Remembering those who left us in 2016: Scott Dutton





Scott Dutton at The 602 Club, April 2015, Appleton


The first time I met Scott Dutton, a fellow teacher at Renaissance School for the Arts, I picked him up at his charming brick house, along with his drums.  When the students came to happiness class that afternoon, I told them how excited I was because the drum circle was going to be so fun.  Scott leaned on his drum and growled to the students, “Whenever someone tells me I’m going to have fun, that pretty much guarantees that I won’t.”

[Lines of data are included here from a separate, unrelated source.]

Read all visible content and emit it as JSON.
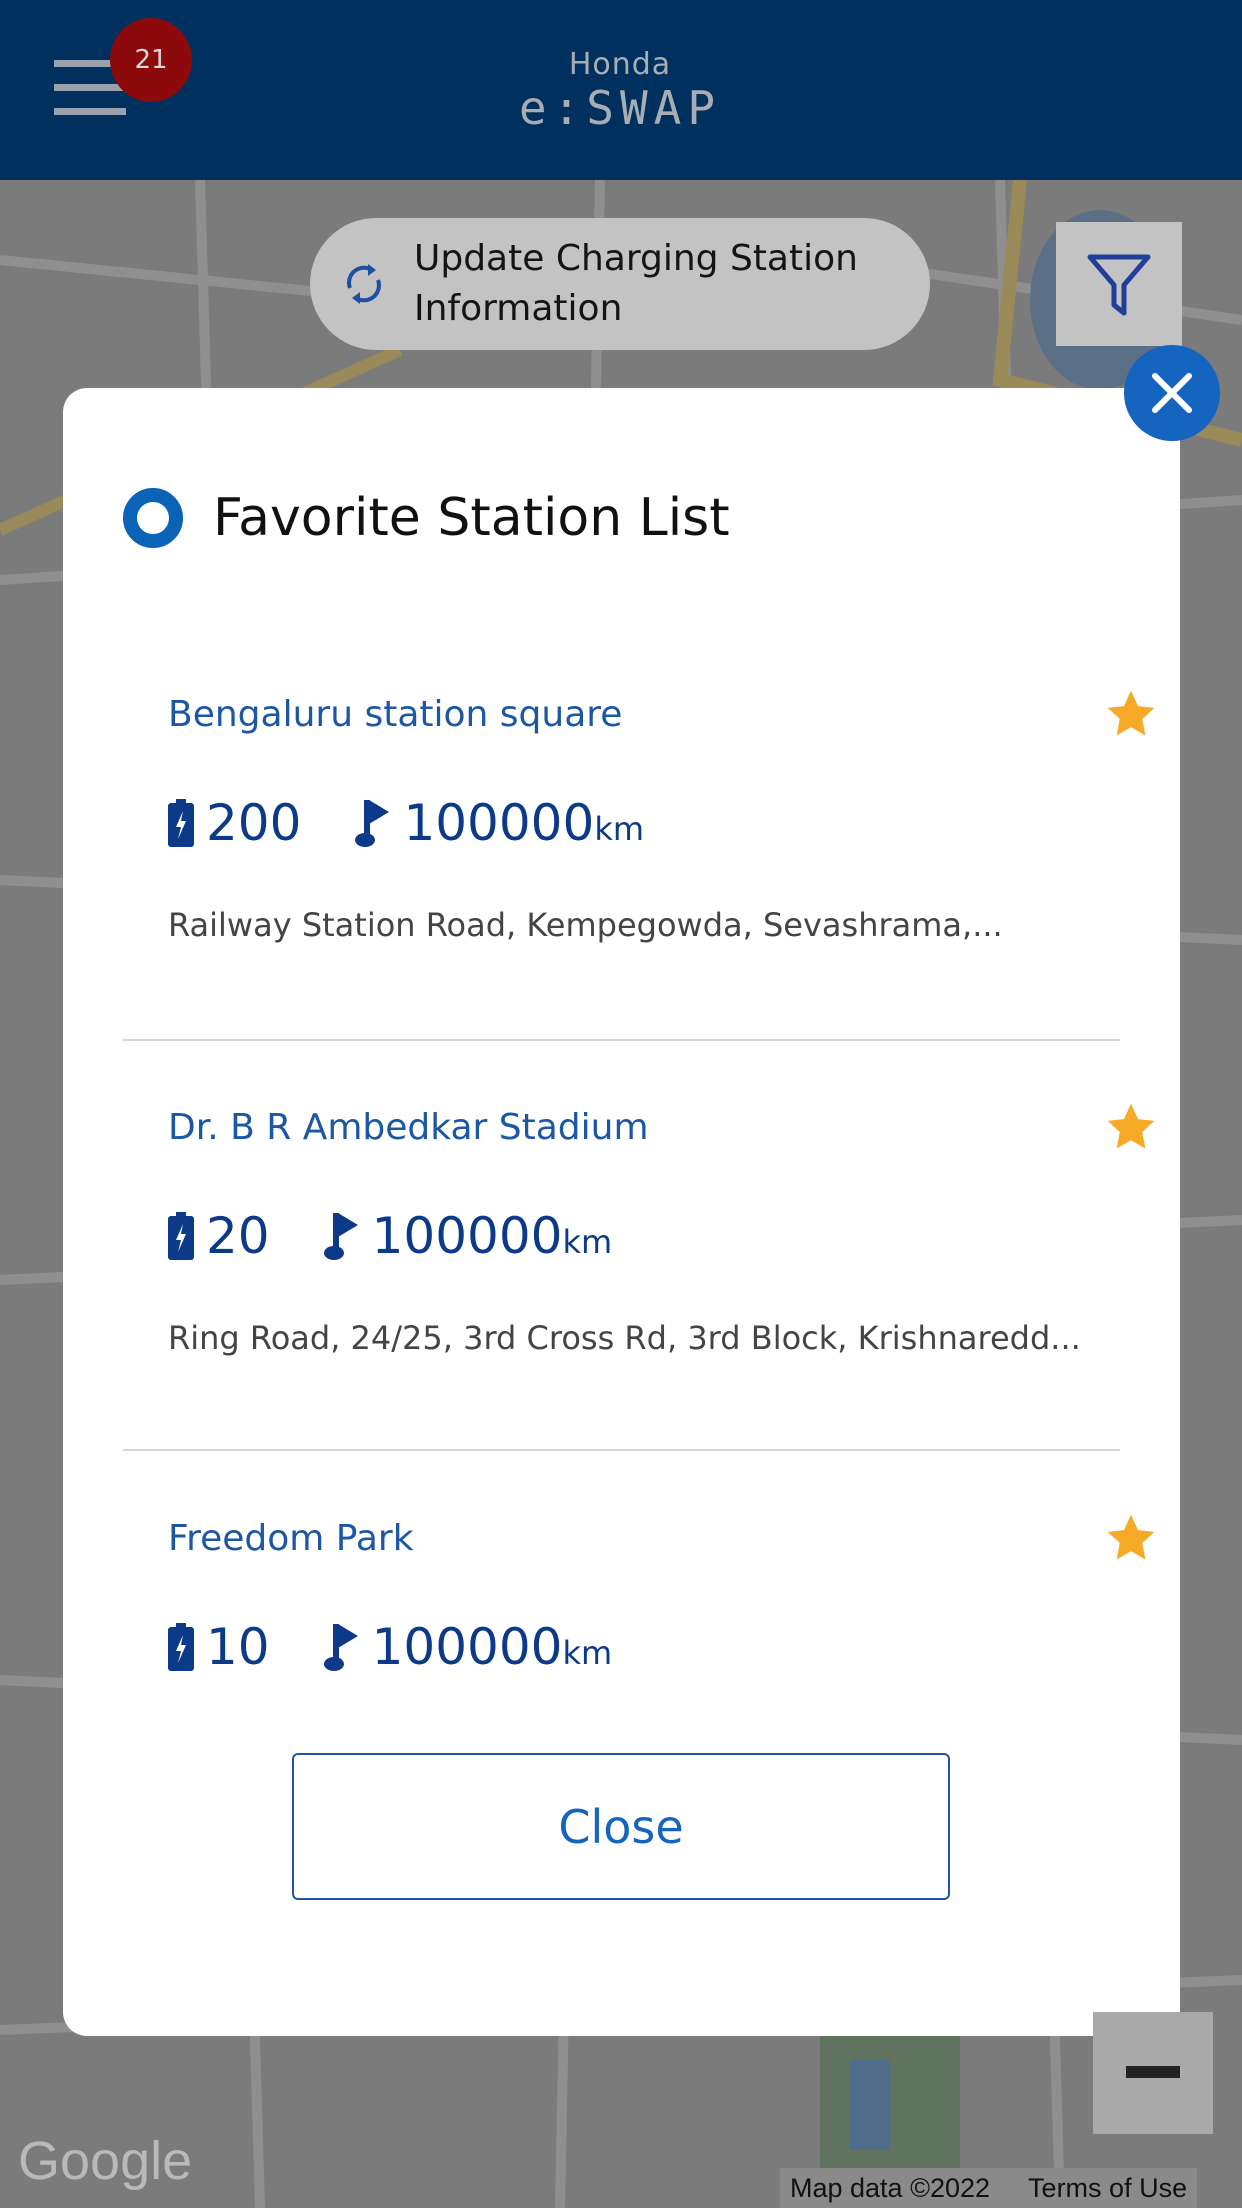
{
  "header": {
    "notification_count": "21",
    "logo_line1": "Honda",
    "logo_line2": "e:SWAP",
    "brand_color": "#00305d"
  },
  "map": {
    "update_button": "Update Charging Station Information",
    "update_line1": "Update Charging Station",
    "update_line2": "Information",
    "google_logo": "Google",
    "map_data": "Map data ©2022",
    "terms": "Terms of Use"
  },
  "modal": {
    "title": "Favorite Station List",
    "stations": [
      {
        "name": "Bengaluru station square",
        "batteries": "200",
        "distance": "100000",
        "unit": "km",
        "address": "Railway Station Road, Kempegowda, Sevashrama,...",
        "favorite": true
      },
      {
        "name": "Dr. B R Ambedkar Stadium",
        "batteries": "20",
        "distance": "100000",
        "unit": "km",
        "address": "Ring Road, 24/25, 3rd Cross Rd, 3rd Block, Krishnaredd...",
        "favorite": true
      },
      {
        "name": "Freedom Park",
        "batteries": "10",
        "distance": "100000",
        "unit": "km",
        "favorite": true
      }
    ],
    "close_label": "Close",
    "accent": "#1565c0",
    "star_color": "#f7a928"
  }
}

Scott was confrontational and challenging.  He loved drama, and I didn’t, adding to his fun.  I was the new writing teacher, hired because he had quit, though not because he didn’t want to teach, but only to prove a point.   

I was struggling, trying to figure out how to critique the students’ writings.  Scott asked me pointedly, “But do you love them?”  And it freaked me out and got into my head, and I ended up not talking to him again for a year. 

Later, when we became friends again, I referred to it, and he said, “You didn’t talk to me for a whole year?” 

“Yes,” I said. 

“Why not?” 

“Because you asked me if I love the students.”  We laughed about that for a long time.

When Scott laughed, which was often, he laughed with his whole soul. 

“I used to be a really big guy,” he once told me, because I only knew him as a stooped ill man, nearly coming to his end one afternoon walking from his car to my house.  He stood in my living room with his arms held open and his chest lifted to the sky.  “This is how I get it going again,” he wheezed about his temperamental heart.

Scott was not afraid of dying.

Nothing meant more to him than his students. 

The craziest conspiracy theory he ever told me was that our DNA is actually the invention of aliens who are breeding us and harvesting our energy.  “You mean, you don’t know that’s true?” he asked, concerned for my mental wellbeing.

He gave me the courage to be a more honest and open teacher.  And for that I will always be grateful. 


Whenever I think of Scott, I feel like celebrating.